C21U Facilities Initiative

FotC.140217Overview – Reports of the impending death of universities and their campuses, as such, are premature and overstated.  The digital transformation of higher education is beginning to upend traditional business models and campus facilities practices are being disrupted.  From office and classroom to library and laboratory the academic experience of students and faculty members is being disrupted and fragmented.

Digital technologies are changing the physical (face-to-face) relationships between student and instructor; between instructor and institution; and between student and institution.  Universities that adapt their business models and scales to the digital context can thrive as they improve learning and research effectiveness.  Institutions over-invested in bricks and mortar will be at a significant competitive disadvantage.

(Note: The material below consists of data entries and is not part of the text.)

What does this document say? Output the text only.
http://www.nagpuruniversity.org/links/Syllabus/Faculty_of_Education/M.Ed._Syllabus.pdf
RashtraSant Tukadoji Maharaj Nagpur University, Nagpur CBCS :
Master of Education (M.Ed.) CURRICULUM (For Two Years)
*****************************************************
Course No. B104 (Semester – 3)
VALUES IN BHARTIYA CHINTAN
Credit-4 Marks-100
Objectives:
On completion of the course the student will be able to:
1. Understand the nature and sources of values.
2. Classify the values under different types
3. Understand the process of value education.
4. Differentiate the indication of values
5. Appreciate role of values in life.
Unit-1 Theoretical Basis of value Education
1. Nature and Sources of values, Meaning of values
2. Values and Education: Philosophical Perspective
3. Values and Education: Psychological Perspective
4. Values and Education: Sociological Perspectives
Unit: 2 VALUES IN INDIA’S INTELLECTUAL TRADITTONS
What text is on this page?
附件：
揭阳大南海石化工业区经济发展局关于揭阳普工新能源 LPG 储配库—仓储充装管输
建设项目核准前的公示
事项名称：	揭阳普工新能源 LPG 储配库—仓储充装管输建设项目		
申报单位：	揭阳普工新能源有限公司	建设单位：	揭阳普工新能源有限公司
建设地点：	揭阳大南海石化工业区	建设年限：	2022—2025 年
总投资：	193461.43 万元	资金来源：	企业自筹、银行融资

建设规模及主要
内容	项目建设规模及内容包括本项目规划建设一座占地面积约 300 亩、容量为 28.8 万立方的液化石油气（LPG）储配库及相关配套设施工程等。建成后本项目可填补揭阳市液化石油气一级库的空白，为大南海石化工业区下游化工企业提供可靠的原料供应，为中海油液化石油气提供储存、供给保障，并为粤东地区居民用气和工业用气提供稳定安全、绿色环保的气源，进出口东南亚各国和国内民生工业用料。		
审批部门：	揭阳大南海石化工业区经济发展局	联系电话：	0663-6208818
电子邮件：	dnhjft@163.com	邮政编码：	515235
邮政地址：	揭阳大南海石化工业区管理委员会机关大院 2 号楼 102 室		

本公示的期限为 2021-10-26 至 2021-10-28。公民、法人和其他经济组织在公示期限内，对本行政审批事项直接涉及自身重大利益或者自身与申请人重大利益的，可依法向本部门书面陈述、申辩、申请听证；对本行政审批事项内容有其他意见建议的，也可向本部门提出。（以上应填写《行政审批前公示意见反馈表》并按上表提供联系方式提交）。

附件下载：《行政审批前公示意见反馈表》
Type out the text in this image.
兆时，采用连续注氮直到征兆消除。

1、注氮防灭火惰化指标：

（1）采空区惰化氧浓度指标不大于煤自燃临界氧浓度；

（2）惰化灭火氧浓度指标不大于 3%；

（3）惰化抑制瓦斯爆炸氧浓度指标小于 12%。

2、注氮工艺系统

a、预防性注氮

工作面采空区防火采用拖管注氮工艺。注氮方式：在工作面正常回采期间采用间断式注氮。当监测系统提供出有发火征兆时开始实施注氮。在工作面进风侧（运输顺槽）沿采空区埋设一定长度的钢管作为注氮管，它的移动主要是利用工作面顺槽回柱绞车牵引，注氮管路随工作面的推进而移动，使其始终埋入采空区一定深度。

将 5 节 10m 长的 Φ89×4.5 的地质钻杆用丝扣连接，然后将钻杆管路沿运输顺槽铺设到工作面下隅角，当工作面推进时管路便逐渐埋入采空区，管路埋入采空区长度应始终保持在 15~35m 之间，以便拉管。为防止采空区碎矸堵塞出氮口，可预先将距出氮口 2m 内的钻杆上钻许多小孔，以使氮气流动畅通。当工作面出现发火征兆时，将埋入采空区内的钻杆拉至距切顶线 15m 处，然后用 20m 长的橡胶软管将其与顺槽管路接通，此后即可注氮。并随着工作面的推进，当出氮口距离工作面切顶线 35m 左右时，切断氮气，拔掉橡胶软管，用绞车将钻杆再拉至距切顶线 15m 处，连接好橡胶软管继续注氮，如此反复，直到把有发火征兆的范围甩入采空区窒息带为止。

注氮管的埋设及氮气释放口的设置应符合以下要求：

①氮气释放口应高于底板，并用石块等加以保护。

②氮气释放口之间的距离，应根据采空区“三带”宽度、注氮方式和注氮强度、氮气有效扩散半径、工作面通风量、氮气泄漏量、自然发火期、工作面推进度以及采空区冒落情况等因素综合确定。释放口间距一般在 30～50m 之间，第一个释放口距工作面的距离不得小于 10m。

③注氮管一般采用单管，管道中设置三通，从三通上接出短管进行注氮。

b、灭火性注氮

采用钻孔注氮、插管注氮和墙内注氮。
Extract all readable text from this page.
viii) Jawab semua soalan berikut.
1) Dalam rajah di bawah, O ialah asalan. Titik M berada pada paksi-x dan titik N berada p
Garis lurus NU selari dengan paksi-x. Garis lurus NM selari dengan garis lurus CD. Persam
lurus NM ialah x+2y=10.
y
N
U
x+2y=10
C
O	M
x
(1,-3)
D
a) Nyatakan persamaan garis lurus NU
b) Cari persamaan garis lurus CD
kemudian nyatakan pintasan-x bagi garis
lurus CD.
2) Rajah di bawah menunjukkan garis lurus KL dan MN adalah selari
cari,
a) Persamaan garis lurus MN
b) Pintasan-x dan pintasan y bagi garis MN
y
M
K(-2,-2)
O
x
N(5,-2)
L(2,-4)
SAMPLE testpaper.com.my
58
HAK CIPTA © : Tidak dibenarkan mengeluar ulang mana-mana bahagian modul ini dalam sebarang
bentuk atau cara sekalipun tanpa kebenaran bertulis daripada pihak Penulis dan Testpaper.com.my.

The focus of the C21U Facilities Initiative is on forecasting the facilities implications of digital transformation for Georgia Tech and other Georgia colleges and universities.  Research methods include hosting a set of dialogues with leading thinkers and academic administrators to explore the physical future of colleges and universities throughout the country.

Future of the Campus Workshops – During the Spring Semester 2014, C21U is organizing a series of workshops in which representatives from a variety of University System of Georgia institutions meet to identify facilities and infrastructure implications deriving from digital transformation.

Sessions include provosts, librarians, deans, teaching excellence advocates, student life administrators, information technologists, and business/finance executives as well as facilities administrators and campus planners.  These workshops are intended to foster an awareness and exploration of the potential implications for each institution, and initiate the process of planning that will better prepare institutions to adapt and thrive in an increasingly digital (nonphysical) future.

Physical campuses can remain viable by providing qualities that cannot be duplicated elsewhere.  This value proposition lies in providing an intentional balance of scheduled spaces (classrooms and offices) and unscheduled spaces (libraries and study spaces) to support an increasingly transient community of students and faculty.

Outcomes – The results of the workshops and related investigations are being presented in several venues including the Society of College and University Planning.  An early preliminary draft was presented at the North Central Regional SCUP conference in St. Louis in October 2013 titled:  The Paradox of the 21st Century Campus.

The results of the C21U Facilities Initiative will be presented at the National SCUP conference in Pittsburgh in July 2014 titled:  Clicks, Bricks and Campus.

Developing A Research Agenda for the Campus of the Future – Campus Leaders [Provosts and presidents] are beginning to ask such tough questions as how much campus is actually needed.  Campus planners are caught between decisions of building or not building.  A research agenda, generated from the Future of the Campus workshops with institutional representatives identifies issues and lays out alternative approaches that each institution can explore as they adjust their facilities trajectories.

Even for those choosing to retain a traditional residential model, the digital transformation of higher education is changing the methods and means of teaching, learning, scholarship, research, communications and unmooring all from conventional notions of place.

Initial conversations have been organized around the rubric of learning environments, libraries, infrastructure, research and campus community.

Going Forward: Next Steps – It is hard to find anyone who thinks his or her own undergraduate campus will cease to be.  While few deny the impacts of digital transformation driven change, almost none see it impacting the survival of the institution they know the best.

At a recent Society of College and University Planning conference attendees were asked why their campus would or would not exist in 2040.  One brave soul said their campus would morph into a “multi-purpose innovation/business/research park”.  Key reasons given for campus survival:

  1. Our campus is too big to fail,
  2. There will always be enough market demand to attend our campus,
  3. Our campus is sufficiently adaptable and resilient
  4. Our campus has a unique mission that will continue to be valued.

It’s as if these places will go on forever.  Can this be right?

The C21U Facilities Initiative engages this question with critical inquiry and exploration.  Survival in an increasingly digital and placeless environment mean campuses must be more than a collection of familiar physical artifacts and stage sets for live action reality shows.

Following the 2013-2014 Facilities Initiative, C21U will prioritize pursuit of the research agenda developed in order to better inform the digital transformation of the physical campus in support of higher education in the 21st Century.